No one who differed with this response could remain as an editor of National Review. He dismissed Joseph Sobran as senior editor because, by his opposition to the war, "Joe had become, for all intents and purposes, a member of the American pacifist movement" (Ibid., p. 26) Buckley had for some time been embroiled in controversy with Sobran, owing to his views on Israel; but it was not this issue but his "pacifism" that led to Sobran’s dismissal. (Buckley says that Sobran "agreed" to step down, but this is reminiscent of Bismarck’s resignation as Chancellor at the command of Kaiser Wilhelm II.)

...It is hardly surprising that neoconservatives such as Norman Podhoretz rushed to embrace Buckley. They saw in him an ally for their schemes to spread "democracy" throughout the world by American armed might.
Badtux adds:
I come not to praise William F. Buckley, who died today at age 82, but to lambast him. They say "speak no evil of the dead", but I wonder if that really applies to a man who has the blood of millions on his hands. Because the blood of millions it is, from the blood of millions killed in Vietnam courtesy of a crusade that William F. Buckley spearheaded, to the blood of millions killed in wars all over the world culminating in the Iraq fiasco that relied implicitly on the methods and mechanisms created by William F. Buckley.

But first, some history. After Harry S. Truman won the 1948 election in an unlikely triumph caused by his ability to communicate to ordinary people, the Republican Party was in a mess.

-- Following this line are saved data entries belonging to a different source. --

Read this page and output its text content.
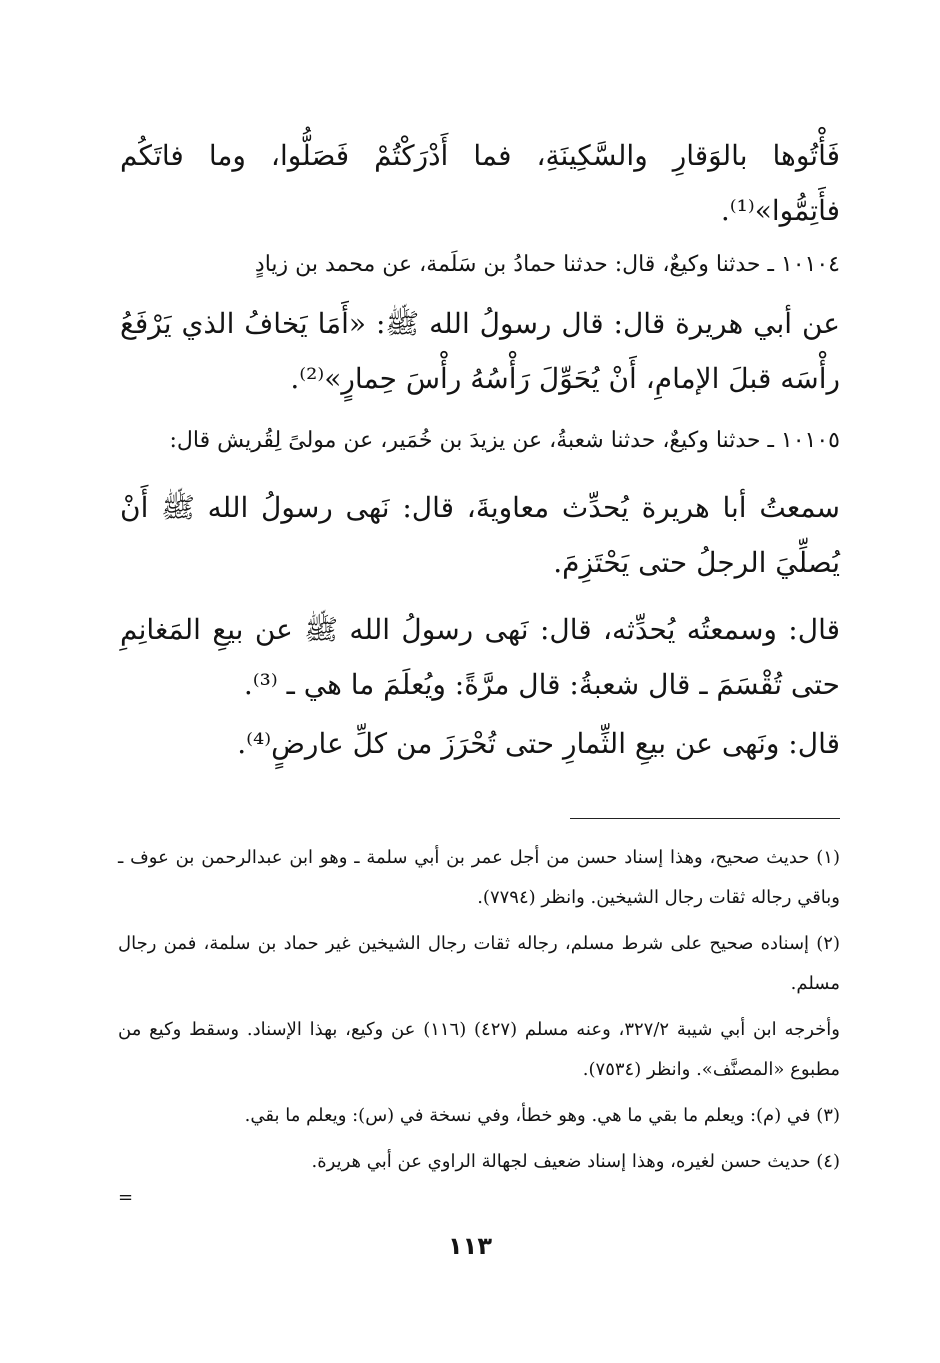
فَأْتُوها بالوَقارِ والسَّكِينَةِ، فما أَدْرَكْتُمْ فَصَلُّوا، وما فاتَكُم فأَتِمُّوا»⁽¹⁾.

١٠١٠٤ ـ حدثنا وكيعٌ، قال: حدثنا حمادُ بن سَلَمة، عن محمد بن زيادٍ

عن أبي هريرة قال: قال رسولُ الله ﷺ: «أَمَا يَخافُ الذي يَرْفَعُ رأْسَه قبلَ الإمامِ، أَنْ يُحَوِّلَ رَأْسُهُ رأْسَ حِمارٍ»⁽²⁾.

١٠١٠٥ ـ حدثنا وكيعٌ، حدثنا شعبةُ، عن يزيدَ بن خُمَير، عن مولىً لِقُريش قال:

سمعتُ أبا هريرة يُحدِّث معاويةَ، قال: نَهى رسولُ الله ﷺ أَنْ يُصلِّيَ الرجلُ حتى يَحْتَزِمَ.

قال: وسمعتُه يُحدِّثه، قال: نَهى رسولُ الله ﷺ عن بيعِ المَغانِمِ حتى تُقْسَمَ ـ قال شعبةُ: قال مرَّةً: ويُعلَمَ ما هي ـ ⁽³⁾.

قال: ونَهى عن بيعِ الثِّمارِ حتى تُحْرَزَ من كلِّ عارضٍ⁽⁴⁾.

(١) حديث صحيح، وهذا إسناد حسن من أجل عمر بن أبي سلمة ـ وهو ابن عبدالرحمن بن عوف ـ وباقي رجاله ثقات رجال الشيخين. وانظر (٧٧٩٤).

(٢) إسناده صحيح على شرط مسلم، رجاله ثقات رجال الشيخين غير حماد بن سلمة، فمن رجال مسلم.

وأخرجه ابن أبي شيبة ٣٢٧/٢، وعنه مسلم (٤٢٧) (١١٦) عن وكيع، بهذا الإسناد. وسقط وكيع من مطبوع «المصنَّف». وانظر (٧٥٣٤).

(٣) في (م): ويعلم ما بقي ما هي. وهو خطأ، وفي نسخة في (س): ويعلم ما بقي.

(٤) حديث حسن لغيره، وهذا إسناد ضعيف لجهالة الراوي عن أبي هريرة.

=
١١٣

The only way they could win the Presidency was with Dwight D. Eisenhower, a man who wasn't even registered as a Republican on the day he announced his candidacy, and that only because of the Korean War and the desire of the public to have a military man in charge of ending the war. Conservative ideas had been thoroughly repudiated by the Great Depression caused by conservative economic notions and by the post-war economic boom caused by progressive economic notions, all of which directly contradicted the notion that conservatism was the only road to economic prosperity.

It was William F. Buckley who founded the National Review and came up with the idea of the right-wing echo chamber in order to counter the draw of reality-based politics, and William F. Buckley who became its erudite and witty face. To oppose William F. Buckley was to appear to oppose intelligence. I say "appear" because in reality Buckley was pushing the vilest of vile politics. It was a generation-long propaganda effort, he knew, to discredit progressive ideas and bring back the sort of conservatism that predominated in America prior to the Presidency of FDR, the sort of conservatism that culminated in the glorious Presidency of Herbert Hoover at which point it collapsed under the weight of its own evil, but he was up to it.